On May 28, 2006 Williams became the highest paid running back in the CFL when he signed a one-year C$240,000 contract with the Argonauts. He chose to wear the number 27 on his jersey.

The signing drew the ire of former Argonauts quarterback Joe Theismann. On May 30, 2006, Theismann was interviewed by Toronto radio station The Fan 590 whereupon he criticized the Argonauts for signing the suspended Williams. Theismann claimed he was disgraced to be associated with a team that would knowingly sign "an addict" such as Williams. The CFL has no substance-abuse policy currently in place, nor did it prohibit its teams from signing players suspended from other leagues, despite Williams being under contract with the Dolphins for the 2006 season.

Argo ownership responded to Theismann's criticism, noting Theismann's son, Joe, pleaded guilty in 2002 to a felony charge of possessing drug paraphernalia. He received a 10-year suspended prison term, was placed on five years of probation and fined. "It's really a delicate subject for him to attack someone if he has that in his own family," Argo co-owner Cynamon said. "If I was his son and he's calling (Williams) a drug addict and he should quit and he's a loser, I'd be shattered. This thing is really bothersome.

Williams made his official CFL debut on June 17, 2006 in a home game against the Tiger-Cats at the Rogers Centre. In that game, he rushed for 97 yards on 18 carries, with his longest carry for 35 yards in the fourth quarter.

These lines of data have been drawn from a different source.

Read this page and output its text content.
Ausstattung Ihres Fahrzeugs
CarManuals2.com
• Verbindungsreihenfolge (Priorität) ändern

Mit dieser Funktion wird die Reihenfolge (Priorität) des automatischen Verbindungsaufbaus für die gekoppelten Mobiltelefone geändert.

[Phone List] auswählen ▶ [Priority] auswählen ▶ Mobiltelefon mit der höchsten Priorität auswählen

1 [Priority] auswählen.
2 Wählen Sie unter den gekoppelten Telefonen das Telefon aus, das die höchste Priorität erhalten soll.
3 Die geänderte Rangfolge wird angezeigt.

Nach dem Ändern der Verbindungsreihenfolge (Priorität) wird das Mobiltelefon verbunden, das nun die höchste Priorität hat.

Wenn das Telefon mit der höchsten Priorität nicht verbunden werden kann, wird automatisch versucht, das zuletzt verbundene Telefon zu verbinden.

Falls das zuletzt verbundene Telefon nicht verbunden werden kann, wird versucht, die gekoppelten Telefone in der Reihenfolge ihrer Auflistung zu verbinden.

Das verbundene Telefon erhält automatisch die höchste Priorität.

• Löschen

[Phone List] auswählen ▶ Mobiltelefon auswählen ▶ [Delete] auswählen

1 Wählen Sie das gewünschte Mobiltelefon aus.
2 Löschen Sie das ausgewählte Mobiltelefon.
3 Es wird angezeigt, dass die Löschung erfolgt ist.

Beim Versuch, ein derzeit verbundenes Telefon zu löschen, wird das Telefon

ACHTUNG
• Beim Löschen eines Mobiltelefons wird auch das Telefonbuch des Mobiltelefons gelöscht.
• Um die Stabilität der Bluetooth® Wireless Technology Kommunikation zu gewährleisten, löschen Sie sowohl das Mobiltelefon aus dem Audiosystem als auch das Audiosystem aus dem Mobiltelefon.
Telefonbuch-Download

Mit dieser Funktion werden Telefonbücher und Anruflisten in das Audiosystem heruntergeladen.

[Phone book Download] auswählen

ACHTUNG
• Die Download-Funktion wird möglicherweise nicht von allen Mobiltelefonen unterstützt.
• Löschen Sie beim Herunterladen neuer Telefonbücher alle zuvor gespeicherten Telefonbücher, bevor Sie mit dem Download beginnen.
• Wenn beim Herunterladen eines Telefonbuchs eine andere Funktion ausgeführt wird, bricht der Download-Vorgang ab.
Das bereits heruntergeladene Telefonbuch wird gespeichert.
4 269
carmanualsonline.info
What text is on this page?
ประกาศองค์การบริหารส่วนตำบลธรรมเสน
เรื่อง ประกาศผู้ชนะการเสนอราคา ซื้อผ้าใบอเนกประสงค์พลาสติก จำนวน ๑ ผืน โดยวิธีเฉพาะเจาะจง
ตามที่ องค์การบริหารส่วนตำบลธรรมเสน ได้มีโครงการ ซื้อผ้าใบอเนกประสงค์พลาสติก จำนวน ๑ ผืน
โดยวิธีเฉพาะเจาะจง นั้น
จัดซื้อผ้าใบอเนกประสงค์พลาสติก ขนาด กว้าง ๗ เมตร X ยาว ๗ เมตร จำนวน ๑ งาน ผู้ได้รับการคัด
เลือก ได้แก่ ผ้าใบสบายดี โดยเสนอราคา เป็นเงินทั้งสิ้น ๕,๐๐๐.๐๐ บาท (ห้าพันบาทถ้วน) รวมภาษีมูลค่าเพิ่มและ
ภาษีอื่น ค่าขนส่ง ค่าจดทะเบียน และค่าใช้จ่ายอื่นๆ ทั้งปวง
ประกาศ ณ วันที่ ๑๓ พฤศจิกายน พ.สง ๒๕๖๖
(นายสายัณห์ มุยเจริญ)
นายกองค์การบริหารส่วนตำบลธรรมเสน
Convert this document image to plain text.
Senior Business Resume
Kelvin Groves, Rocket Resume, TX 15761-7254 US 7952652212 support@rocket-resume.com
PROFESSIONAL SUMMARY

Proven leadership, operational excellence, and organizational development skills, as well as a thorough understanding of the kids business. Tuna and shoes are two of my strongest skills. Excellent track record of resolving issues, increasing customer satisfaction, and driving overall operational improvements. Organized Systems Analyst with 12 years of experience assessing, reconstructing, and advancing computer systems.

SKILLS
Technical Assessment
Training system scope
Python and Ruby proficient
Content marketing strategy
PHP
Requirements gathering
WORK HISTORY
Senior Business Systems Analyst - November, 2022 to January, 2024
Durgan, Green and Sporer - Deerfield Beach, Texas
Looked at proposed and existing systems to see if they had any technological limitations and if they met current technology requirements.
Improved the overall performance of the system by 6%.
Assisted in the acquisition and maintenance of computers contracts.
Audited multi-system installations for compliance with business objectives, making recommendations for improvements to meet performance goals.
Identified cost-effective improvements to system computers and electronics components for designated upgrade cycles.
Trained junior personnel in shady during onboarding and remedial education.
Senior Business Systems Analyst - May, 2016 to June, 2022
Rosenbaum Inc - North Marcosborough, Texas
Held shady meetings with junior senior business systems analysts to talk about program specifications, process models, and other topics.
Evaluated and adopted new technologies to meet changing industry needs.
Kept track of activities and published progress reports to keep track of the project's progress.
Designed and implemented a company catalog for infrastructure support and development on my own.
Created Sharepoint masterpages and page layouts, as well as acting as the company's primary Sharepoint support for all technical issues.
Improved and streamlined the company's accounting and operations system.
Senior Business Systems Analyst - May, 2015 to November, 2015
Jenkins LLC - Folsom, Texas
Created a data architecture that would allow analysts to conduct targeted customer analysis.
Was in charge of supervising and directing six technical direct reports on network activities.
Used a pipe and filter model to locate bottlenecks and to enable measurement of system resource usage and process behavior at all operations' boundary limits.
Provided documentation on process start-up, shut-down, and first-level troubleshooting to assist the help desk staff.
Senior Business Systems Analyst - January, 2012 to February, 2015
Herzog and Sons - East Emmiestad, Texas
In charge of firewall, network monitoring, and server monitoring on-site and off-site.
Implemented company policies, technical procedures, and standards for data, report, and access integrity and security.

Williams also caught two passes for 24 yards as the Argonauts defeated the Tiger-Cats by a score of 27-17.

On July 22, 2006, Williams suffered a broken bone in his left arm during a game against the Saskatchewan Roughriders in Regina, Saskatchewan. He underwent surgery on July 23, 2006 to repair the broken bone. Shortly after injuring his arm, Williams' suffered yet another injury after a door at the Argonauts' practice facility swung behind him and clipped the running back on his left achilles tendon requiring 16 stitches to close the gash. During his recovery, Williams received hyperbaric oxygen therapy in St. Catharines, Ontario to expedite his return from injury. In all, Williams missed two months of game action because of the injuries, returning on September 23, 2006 against the Calgary Stampeders.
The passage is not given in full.